The software algorithm first that the present invention uses is broad sense cross correlation function method (GCC, Generalized Cross-Correlation), in the method for estimating, is most widely used in classical time delay.Broad sense cross correlation function method is by asking the cross-power spectrum between two signals, and in frequency domain, give certain weighting and suppress noise, in change, arrive time domain, thereby obtain the cross correlation function between two signals, relative time delay between corresponding two signals of peak of this cross correlation function, as shown in Figure 5.Via processing, tentatively obtain delay inequality, as the data of next stage neural network.
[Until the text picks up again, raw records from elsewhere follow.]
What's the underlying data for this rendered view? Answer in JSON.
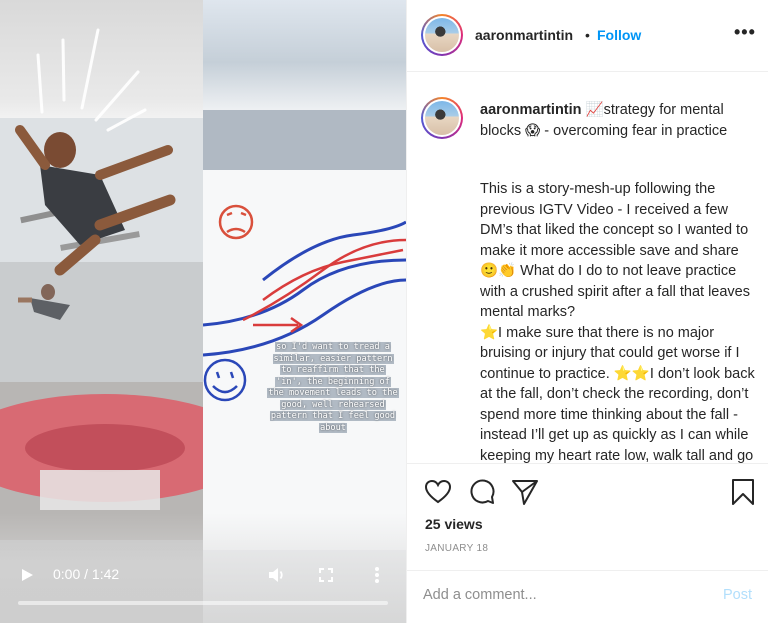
{
  "video": {
    "overlay_lines": [
      "so I'd want to tread a",
      "similar, easier pattern",
      "to reaffirm that the",
      "'in', the beginning of",
      "the movement leads to the",
      "good, well rehearsed",
      "pattern that I feel good",
      "about"
    ],
    "time": "0:00 / 1:42",
    "play_icon": "play-icon",
    "volume_icon": "volume-icon",
    "fullscreen_icon": "fullscreen-icon",
    "more_icon": "vertical-dots-icon"
  },
  "header": {
    "username": "aaronmartintin",
    "separator": "•",
    "follow_label": "Follow",
    "more_label": "•••"
  },
  "caption": {
    "username": "aaronmartintin",
    "title": "📈strategy for mental blocks 😱 - overcoming fear in practice",
    "body": "This is a story-mesh-up following the previous IGTV Video - I received a few DM’s that liked the concept so I wanted to make it more accessible save and share 🙂👏 What do I do to not leave practice with a crushed spirit after a fall that leaves mental marks?\n⭐I make sure that there is no major bruising or injury that could get worse if I continue to practice. ⭐⭐I don’t look back at the fall, don’t check the recording, don’t spend more time thinking about the fall - instead I’ll get up as quickly as I can while keeping my heart rate low, walk tall and go"
  },
  "actions": {
    "views": "25 views",
    "date": "JANUARY 18",
    "comment_placeholder": "Add a comment...",
    "post_label": "Post"
  },
  "colors": {
    "accent": "#0095f6",
    "post_disabled": "#b2dffc",
    "muted": "#8e8e8e"
  }
}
The software algorithm second portion that the present invention uses is the multilayer feedforward neural network based on error backpropagation algorithm, and BP neural network is the multilayer feedforward neural network based on error backpropagation algorithm (BP algorithm).That D.E.Rumelhart and J.L.McCelland and research group thereof studied and designed in 1986.BP algorithm is current most widely used Learning Algorithm, has nearly 90% Application of Neural Network based on BP algorithm.The popularization of WINDROW-HOFF algorithm in multilayer feedforward neural network.The adjustment of weights and threshold value adopts error back propagation, and carries out along the negative gradient direction of error change, and pattern is saequential transmission broadcast with error Back-Propagation and intersected and carry out, and finally makes network error reach minimal value or minimum value.
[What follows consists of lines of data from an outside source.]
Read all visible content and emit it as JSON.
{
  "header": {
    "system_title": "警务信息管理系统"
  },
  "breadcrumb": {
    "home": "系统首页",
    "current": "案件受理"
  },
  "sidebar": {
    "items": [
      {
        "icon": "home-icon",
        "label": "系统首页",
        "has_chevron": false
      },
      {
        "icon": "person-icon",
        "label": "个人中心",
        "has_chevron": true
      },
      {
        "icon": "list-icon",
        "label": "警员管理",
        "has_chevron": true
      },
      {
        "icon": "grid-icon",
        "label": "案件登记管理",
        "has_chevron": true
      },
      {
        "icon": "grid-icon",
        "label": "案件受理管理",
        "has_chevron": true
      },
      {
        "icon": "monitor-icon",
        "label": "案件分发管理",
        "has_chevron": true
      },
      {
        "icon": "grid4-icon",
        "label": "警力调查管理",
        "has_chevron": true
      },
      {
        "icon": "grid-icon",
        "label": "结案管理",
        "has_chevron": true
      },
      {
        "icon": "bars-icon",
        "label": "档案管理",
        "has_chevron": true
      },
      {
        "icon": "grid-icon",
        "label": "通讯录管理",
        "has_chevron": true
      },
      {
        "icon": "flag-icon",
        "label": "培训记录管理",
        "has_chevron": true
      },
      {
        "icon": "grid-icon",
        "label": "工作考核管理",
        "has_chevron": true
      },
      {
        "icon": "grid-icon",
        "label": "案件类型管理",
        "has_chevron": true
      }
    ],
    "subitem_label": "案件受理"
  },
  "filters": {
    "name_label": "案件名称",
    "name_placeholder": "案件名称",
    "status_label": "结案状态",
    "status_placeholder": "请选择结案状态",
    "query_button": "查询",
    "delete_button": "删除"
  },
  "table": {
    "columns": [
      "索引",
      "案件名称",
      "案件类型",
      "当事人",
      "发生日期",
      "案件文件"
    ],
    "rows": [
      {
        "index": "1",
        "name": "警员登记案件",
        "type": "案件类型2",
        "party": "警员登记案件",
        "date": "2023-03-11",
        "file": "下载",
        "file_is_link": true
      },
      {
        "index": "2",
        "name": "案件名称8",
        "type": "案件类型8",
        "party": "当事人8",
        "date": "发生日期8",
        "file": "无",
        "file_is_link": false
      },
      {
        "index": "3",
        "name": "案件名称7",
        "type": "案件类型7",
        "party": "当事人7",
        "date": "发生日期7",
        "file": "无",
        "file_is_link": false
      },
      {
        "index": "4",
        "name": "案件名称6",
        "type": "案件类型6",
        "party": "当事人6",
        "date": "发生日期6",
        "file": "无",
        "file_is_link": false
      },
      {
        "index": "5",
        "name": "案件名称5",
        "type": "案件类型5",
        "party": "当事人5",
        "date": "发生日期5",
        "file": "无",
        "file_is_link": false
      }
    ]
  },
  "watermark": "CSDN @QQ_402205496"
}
Error Tolerance wherein, stronger adaptability makes on the nonlinearity errons such as resolution system, environment, there is positive effect, and input sample is had to very strong recognition and classification ability.Adopt two layers of BP network hidden layer to adopt S type transport functions herein, output layer also adopts logarithm S type transport function, to limit output area, input dimension by classical time delay, estimated to sequence signature vector dimension size determine.The neuron number of output layer is determined according to the key assignments number that will identify.Be that L-M optimized algorithm is trained, this is a kind of batch mode algorithm, and after all inputs are all submitted, network is just updated.It has used Levenberg-Marquardt optimization method, thereby makes learning time shorter.The mse function of acquiescence is done Performance Evaluation function, and the square error between the network of usining output and target output t is as Performance Evaluation standard.Network structure as shown in Figure 6.
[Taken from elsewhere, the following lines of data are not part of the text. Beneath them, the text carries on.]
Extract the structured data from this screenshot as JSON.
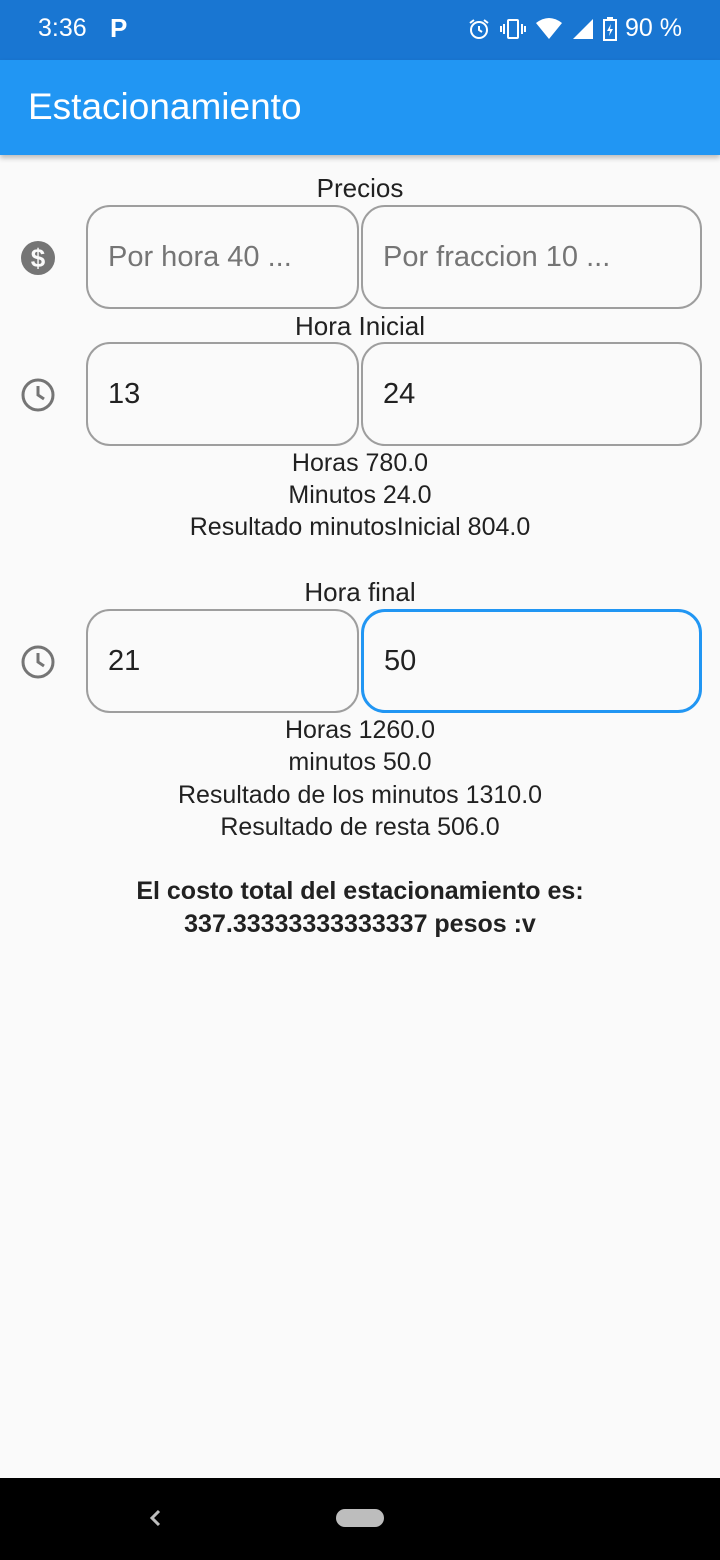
{
  "status_bar": {
    "time": "3:36",
    "app_indicator": "P",
    "battery": "90 %"
  },
  "app_bar": {
    "title": "Estacionamiento"
  },
  "precios": {
    "label": "Precios",
    "icon": "dollar-icon",
    "por_hora_placeholder": "Por hora 40 ...",
    "por_fraccion_placeholder": "Por fraccion 10 ..."
  },
  "hora_inicial": {
    "label": "Hora Inicial",
    "icon": "clock-icon",
    "hours_value": "13",
    "minutes_value": "24",
    "horas_text": "Horas 780.0",
    "minutos_text": "Minutos 24.0",
    "resultado_text": "Resultado minutosInicial 804.0"
  },
  "hora_final": {
    "label": "Hora final",
    "icon": "clock-icon",
    "hours_value": "21",
    "minutes_value": "50",
    "horas_text": "Horas 1260.0",
    "minutos_text": "minutos 50.0",
    "resultado_text": "Resultado de los minutos 1310.0",
    "resta_text": "Resultado de resta 506.0"
  },
  "total": {
    "line1": "El costo total del estacionamiento es:",
    "line2": "337.33333333333337 pesos :v"
  },
  "colors": {
    "status_bar": "#1976d2",
    "app_bar": "#2196f3",
    "focus": "#2196f3"
  }
}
Finally, via hardware and software designing two portions structure, recognition result is: 45 groups of samples, and 1 group of failure, 44 groups of successes, discrimination 97.7%, as shown in Figure 7.

Claims

1. the four-way array sonic location system based on neural network, is characterized in that: use is pointed the position difference of knocking desktop and represented different key assignments key mappings, replaces the input mode of conventional keyboard.By multichannel collecting knocking sound, via the estimation of broad sense cross correlation function time delay and neural computing, obtain sound source position.

2. multichannel collecting system according to claim 1, is characterized in that: synchronous acquisition multi channel signals, amplification, fidelity audio system.

3. the auditory localization algorithm that broad sense cross correlation function according to claim 1 is combined with neural network, it is characterized in that, under middle low sampling rate condition, calculate accurately sound source position, opposing noise, the factors such as echo reflection, with test repeatedly under objective environment condition, discrimination reaches 95%.